The College of Cardinals (William H. Keeler) and NFL Hall of Fame (John Steadman) are represented, but most were unheralded people who displayed remarkable kindness. “Moe” Daurice Kiebler grilled the world’s best $3.50 cheeseburger and sang along with me to the jukebox at Catch 22. Ray Baier, aka “the Bank of Baier,” made interest-free loans to young Sun writers so they could purchase a Christmas present for their wife.

I ponder my collection not just on Nov. 2, All Souls’ Day, but each time it grows – including whenever I grab a blazer off the newsroom coatrack and find a funeral card in the vest pocket.

The oldest and newest cards in the collection memorialize fellow Archbishop Curley High dads.

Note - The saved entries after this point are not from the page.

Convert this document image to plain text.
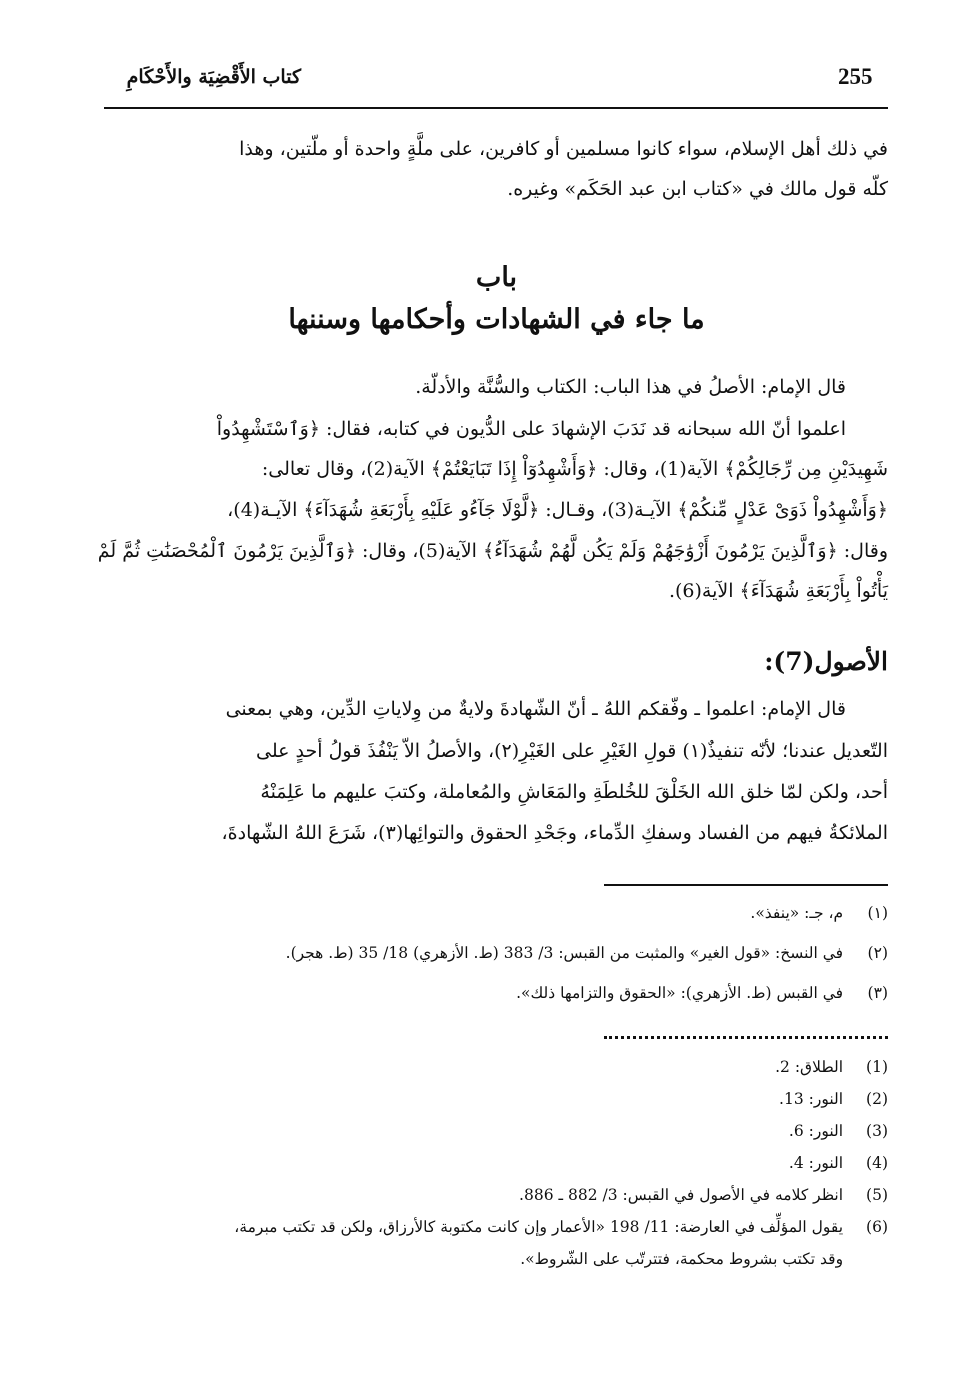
كتاب الأَقْضِيَة والأَحْكَامِ	255
في ذلك أهل الإسلام، سواء كانوا مسلمين أو كافرين، على ملَّةٍ واحدة أو ملّتين، وهذا
كلّه قول مالك في «كتاب ابن عبد الحَكَم» وغيره.
باب
ما جاء في الشهادات وأحكامها وسننها
قال الإمام: الأصلُ في هذا الباب: الكتاب والسُّنَّة والأدلّة.
اعلموا أنّ الله سبحانه قد نَدَبَ الإشهادَ على الدُّيون في كتابه، فقال: ﴿وَٱسْتَشْهِدُواْ
شَهِيدَيْنِ مِن رِّجَالِكُمْ﴾ الآية(1)، وقال: ﴿وَأَشْهِدُوٓاْ إِذَا تَبَايَعْتُمْ﴾ الآية(2)، وقال تعالى:
﴿وَأَشْهِدُواْ ذَوَىْ عَدْلٍ مِّنكُمْ﴾ الآيـة(3)، وقـال: ﴿لَّوْلَا جَآءُو عَلَيْهِ بِأَرْبَعَةِ شُهَدَآءَ﴾ الآيـة(4)،
وقال: ﴿وَٱلَّذِينَ يَرْمُونَ أَزْوَٰجَهُمْ وَلَمْ يَكُن لَّهُمْ شُهَدَآءُ﴾ الآية(5)، وقال: ﴿وَٱلَّذِينَ يَرْمُونَ ٱلْمُحْصَنَٰتِ ثُمَّ لَمْ
يَأْتُواْ بِأَرْبَعَةِ شُهَدَآءَ﴾ الآية(6).
الأصول(7):
قال الإمام: اعلموا ـ وفّقكم اللهُ ـ أنّ الشّهادةَ ولايةٌ من وِلاياتِ الدِّين، وهي بمعنى
التّعديل عندنا؛ لأنّه تنفيذٌ(١) قولِ الغَيْرِ على الغَيْرِ(٢)، والأصلُ الاّ يَنْفُذَ قولُ أحدٍ على
أحد، ولكن لمّا خلق الله الخَلْقَ للخُلطَةِ والمَعَاشِ والمُعاملة، وكتبَ عليهم ما عَلِمَنْهُ
الملائكةُ فيهم من الفساد وسفكِ الدِّماء، وجَحْدِ الحقوق والتوائِها(٣)، شَرَعَ اللهُ الشّهادةَ،
(١) م، جـ: «ينفذ».
(٢) في النسخ: «قول الغير» والمثبت من القبس: 3/ 383 (ط. الأزهري) 18/ 35 (ط. هجر).
(٣) في القبس (ط. الأزهري): «الحقوق والتزامها ذلك».
(1) الطلاق: 2.
(2) النور: 13.
(3) النور: 6.
(4) النور: 4.
(5) انظر كلامه في الأصول في القبس: 3/ 882 ـ 886.
(6) يقول المؤلِّف في العارضة: 11/ 198 «الأعمار وإن كانت مكتوبة كالأرزاق، ولكن قد تكتب مبرمة،
وقد تكتب بشروط محكمة، فتترتّب على الشّروط».
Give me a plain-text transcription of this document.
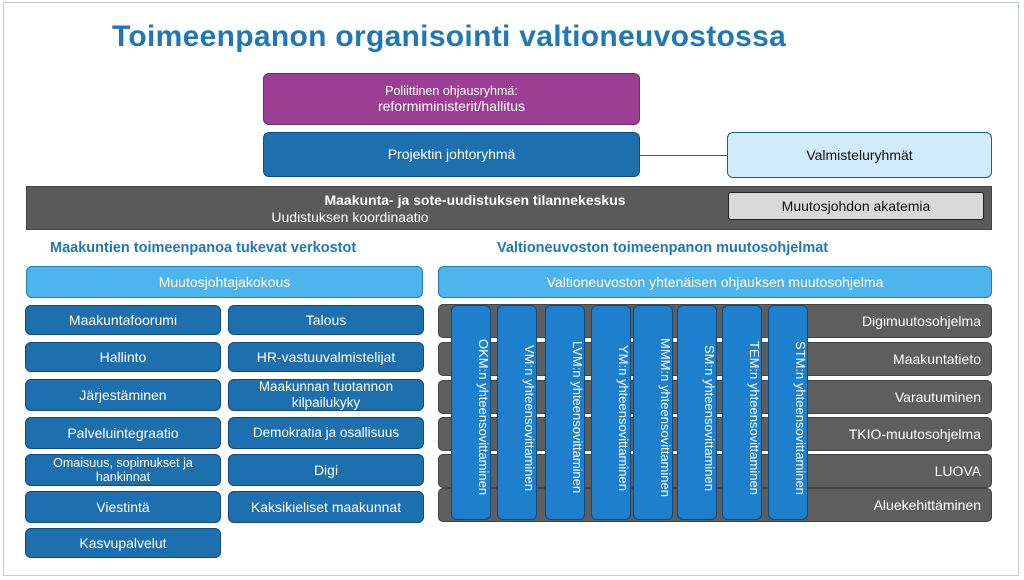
Toimeenpanon organisointi valtioneuvostossa
Poliittinen ohjausryhmä:
reformiministerit/hallitus
Projektin johtoryhmä	Valmisteluryhmät
Maakunta- ja sote-uudistuksen tilannekeskus
Uudistuksen koordinaatio
Muutosjohdon akatemia
Maakuntien toimeenpanoa tukevat verkostot
Muutosjohtajakokous
Maakuntafoorumi
Hallinto
Järjestäminen
Palveluintegraatio
Omaisuus, sopimukset ja hankinnat
Viestintä
Kasvupalvelut
Talous
HR-vastuuvalmistelijat
Maakunnan tuotannon kilpailukyky
Demokratia ja osallisuus
Digi
Kaksikieliset maakunnat
Valtioneuvoston toimeenpanon muutosohjelmat
Valtioneuvoston yhtenäisen ohjauksen muutosohjelma
Digimuutosohjelma
Maakuntatieto
Varautuminen
TKIO-muutosohjelma
LUOVA
Aluekehittäminen
OKM:n yhteensovittaminen	VM:n yhteensovittaminen	LVM:n yhteensovittaminen	YM:n yhteensovittaminen	MMM:n yhteensovittaminen	SM:n yhteensovittaminen	TEM:n yhteensovittaminen	STM:n yhteensovittaminen
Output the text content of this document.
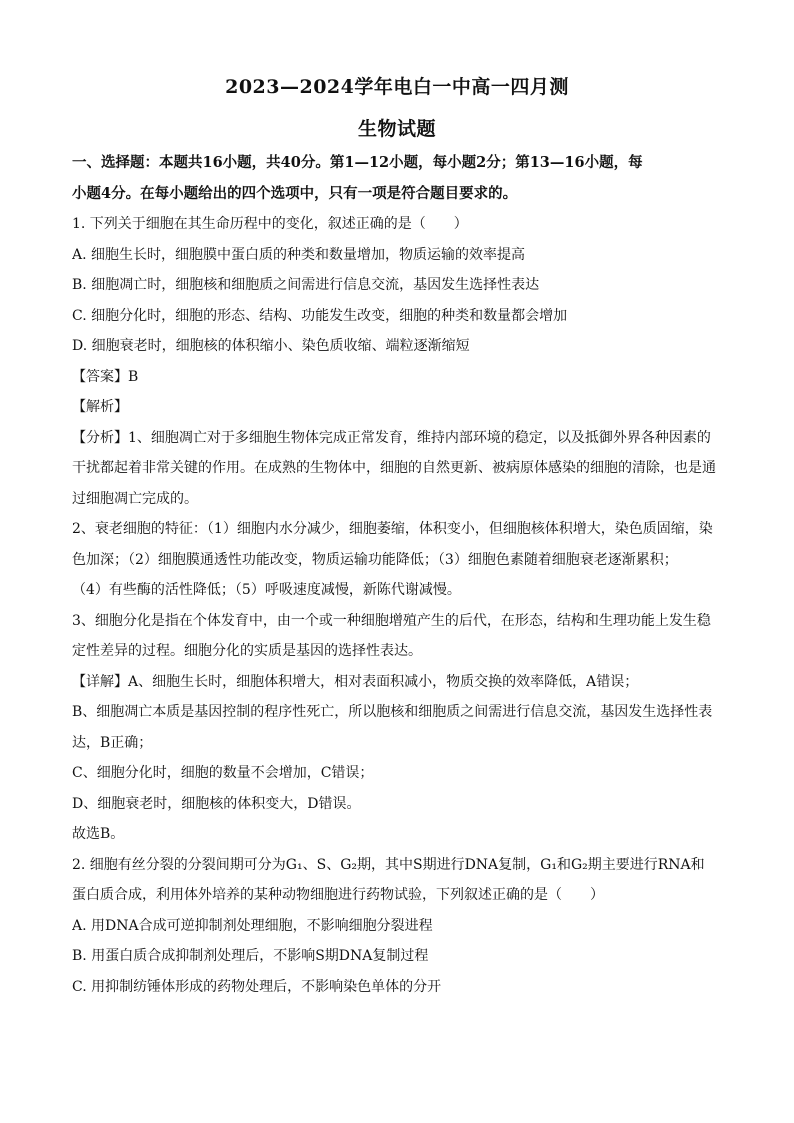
2023—2024学年电白一中高一四月测
生物试题
一、选择题：本题共16小题，共40分。第1—12小题，每小题2分；第13—16小题，每
小题4分。在每小题给出的四个选项中，只有一项是符合题目要求的。
1. 下列关于细胞在其生命历程中的变化，叙述正确的是（　　）
A. 细胞生长时，细胞膜中蛋白质的种类和数量增加，物质运输的效率提高
B. 细胞凋亡时，细胞核和细胞质之间需进行信息交流，基因发生选择性表达
C. 细胞分化时，细胞的形态、结构、功能发生改变，细胞的种类和数量都会增加
D. 细胞衰老时，细胞核的体积缩小、染色质收缩、端粒逐渐缩短
【答案】B
【解析】
【分析】1、细胞凋亡对于多细胞生物体完成正常发育，维持内部环境的稳定，以及抵御外界各种因素的
干扰都起着非常关键的作用。在成熟的生物体中，细胞的自然更新、被病原体感染的细胞的清除，也是通
过细胞凋亡完成的。
2、衰老细胞的特征：（1）细胞内水分减少，细胞萎缩，体积变小，但细胞核体积增大，染色质固缩，染
色加深；（2）细胞膜通透性功能改变，物质运输功能降低；（3）细胞色素随着细胞衰老逐渐累积；
（4）有些酶的活性降低；（5）呼吸速度减慢，新陈代谢减慢。
3、细胞分化是指在个体发育中，由一个或一种细胞增殖产生的后代，在形态，结构和生理功能上发生稳
定性差异的过程。细胞分化的实质是基因的选择性表达。
【详解】A、细胞生长时，细胞体积增大，相对表面积减小，物质交换的效率降低，A错误；
B、细胞凋亡本质是基因控制的程序性死亡，所以胞核和细胞质之间需进行信息交流，基因发生选择性表
达，B正确；
C、细胞分化时，细胞的数量不会增加，C错误；
D、细胞衰老时，细胞核的体积变大，D错误。
故选B。
2. 细胞有丝分裂的分裂间期可分为G₁、S、G₂期，其中S期进行DNA复制，G₁和G₂期主要进行RNA和
蛋白质合成，利用体外培养的某种动物细胞进行药物试验，下列叙述正确的是（　　）
A. 用DNA合成可逆抑制剂处理细胞，不影响细胞分裂进程
B. 用蛋白质合成抑制剂处理后，不影响S期DNA复制过程
C. 用抑制纺锤体形成的药物处理后，不影响染色单体的分开
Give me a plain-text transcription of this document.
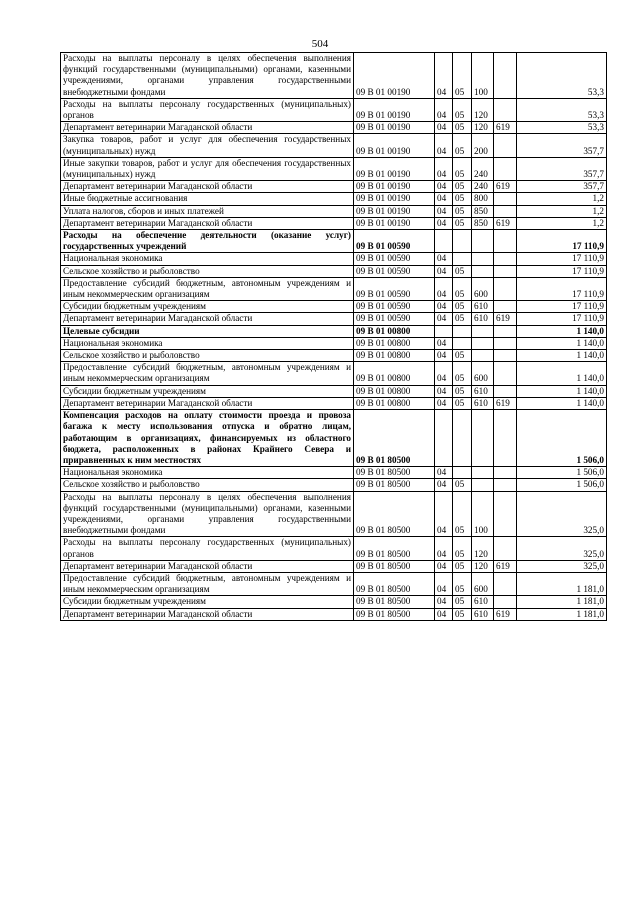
504
Расходы на выплаты персоналу в целях обеспечения выполнения функций государственными (муниципальными) органами, казенными учреждениями, органами управления государственными внебюджетными фондами	09 В 01 00190	04	05	100		53,3
Расходы на выплаты персоналу государственных (муниципальных) органов	09 В 01 00190	04	05	120		53,3
Департамент ветеринарии Магаданской области	09 В 01 00190	04	05	120	619	53,3
Закупка товаров, работ и услуг для обеспечения государственных (муниципальных) нужд	09 В 01 00190	04	05	200		357,7
Иные закупки товаров, работ и услуг для обеспечения государственных (муниципальных) нужд	09 В 01 00190	04	05	240		357,7
Департамент ветеринарии Магаданской области	09 В 01 00190	04	05	240	619	357,7
Иные бюджетные ассигнования	09 В 01 00190	04	05	800		1,2
Уплата налогов, сборов и иных платежей	09 В 01 00190	04	05	850		1,2
Департамент ветеринарии Магаданской области	09 В 01 00190	04	05	850	619	1,2
Расходы на обеспечение деятельности (оказание услуг) государственных учреждений	09 В 01 00590					17 110,9
Национальная экономика	09 В 01 00590	04				17 110,9
Сельское хозяйство и рыболовство	09 В 01 00590	04	05			17 110,9
Предоставление субсидий бюджетным, автономным учреждениям и иным некоммерческим организациям	09 В 01 00590	04	05	600		17 110,9
Субсидии бюджетным учреждениям	09 В 01 00590	04	05	610		17 110,9
Департамент ветеринарии Магаданской области	09 В 01 00590	04	05	610	619	17 110,9
Целевые субсидии	09 В 01 00800					1 140,0
Национальная экономика	09 В 01 00800	04				1 140,0
Сельское хозяйство и рыболовство	09 В 01 00800	04	05			1 140,0
Предоставление субсидий бюджетным, автономным учреждениям и иным некоммерческим организациям	09 В 01 00800	04	05	600		1 140,0
Субсидии бюджетным учреждениям	09 В 01 00800	04	05	610		1 140,0
Департамент ветеринарии Магаданской области	09 В 01 00800	04	05	610	619	1 140,0
Компенсация расходов на оплату стоимости проезда и провоза багажа к месту использования отпуска и обратно лицам, работающим в организациях, финансируемых из областного бюджета, расположенных в районах Крайнего Севера и приравненных к ним местностях	09 В 01 80500					1 506,0
Национальная экономика	09 В 01 80500	04				1 506,0
Сельское хозяйство и рыболовство	09 В 01 80500	04	05			1 506,0
Расходы на выплаты персоналу в целях обеспечения выполнения функций государственными (муниципальными) органами, казенными учреждениями, органами управления государственными внебюджетными фондами	09 В 01 80500	04	05	100		325,0
Расходы на выплаты персоналу государственных (муниципальных) органов	09 В 01 80500	04	05	120		325,0
Департамент ветеринарии Магаданской области	09 В 01 80500	04	05	120	619	325,0
Предоставление субсидий бюджетным, автономным учреждениям и иным некоммерческим организациям	09 В 01 80500	04	05	600		1 181,0
Субсидии бюджетным учреждениям	09 В 01 80500	04	05	610		1 181,0
Департамент ветеринарии Магаданской области	09 В 01 80500	04	05	610	619	1 181,0
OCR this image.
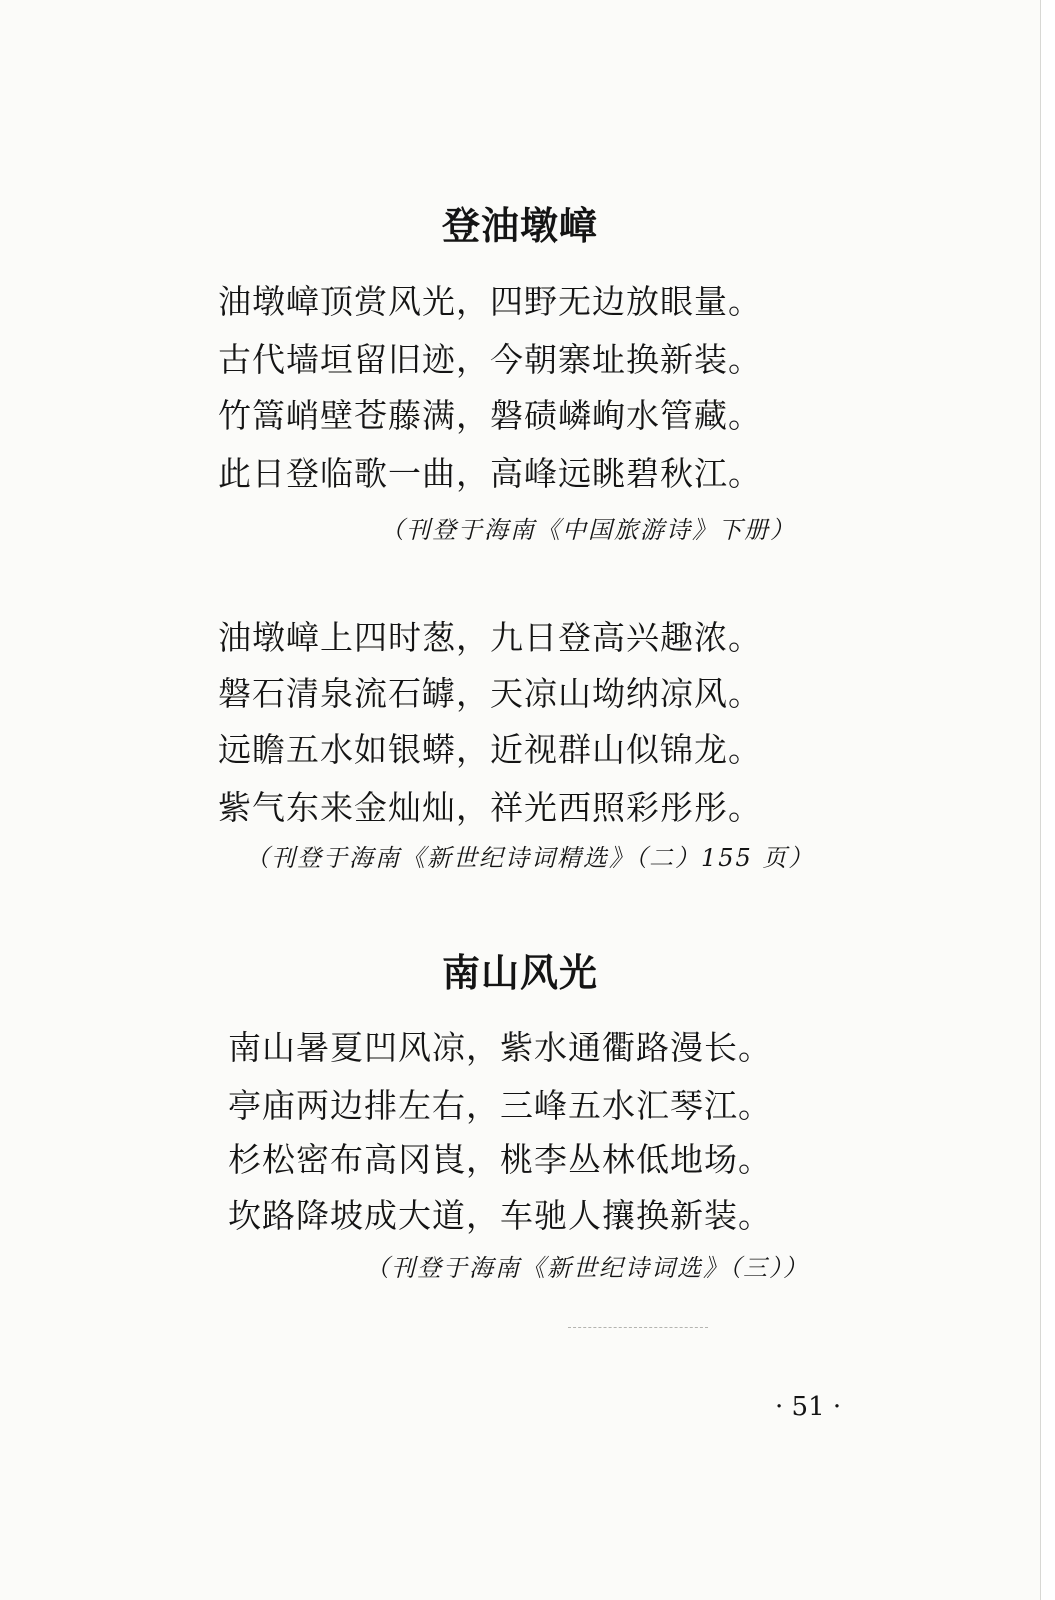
登油墩嶂
油墩嶂顶赏风光，四野无边放眼量。
古代墙垣留旧迹，今朝寨址换新装。
竹篙峭壁苍藤满，磐碛嶙峋水管藏。
此日登临歌一曲，高峰远眺碧秋江。
（刊登于海南《中国旅游诗》下册）
油墩嶂上四时葱，九日登高兴趣浓。
磐石清泉流石罅，天凉山坳纳凉风。
远瞻五水如银蟒，近视群山似锦龙。
紫气东来金灿灿，祥光西照彩彤彤。
（刊登于海南《新世纪诗词精选》（二）155 页）
南山风光
南山暑夏凹风凉，紫水通衢路漫长。
亭庙两边排左右，三峰五水汇琴江。
杉松密布高冈崀，桃李丛林低地场。
坎路降坡成大道，车驰人攘换新装。
（刊登于海南《新世纪诗词选》（三））
· 51 ·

I got to Johnson-Fosbrink Funeral Home on Loch Raven Boulevard a few minutes before the final viewing Oct. 10 to see Lawrence Vojik, a 1980s neighbor on Chesterfield Avenue. We had the room to ourselves. There was never a quiet moment, meanwhile, with James H. Jackson. The Ruck card that I pocketed at St. Dominic at his October 1992 funeral includes the notation “No Socks,” as his seven sons honored their father’s custom.

My collection began as I was figuring out life’s second act. Now that my wife, Mary, and I are nearing our third, we have not only updated our wills, but discussed the hymns we want at our funerals (sorry, you’ll have to be there to find out).

There is a reason the obituary section is dubbed the Irish sports pages; for me, there is nothing melancholy about remembering absent friends.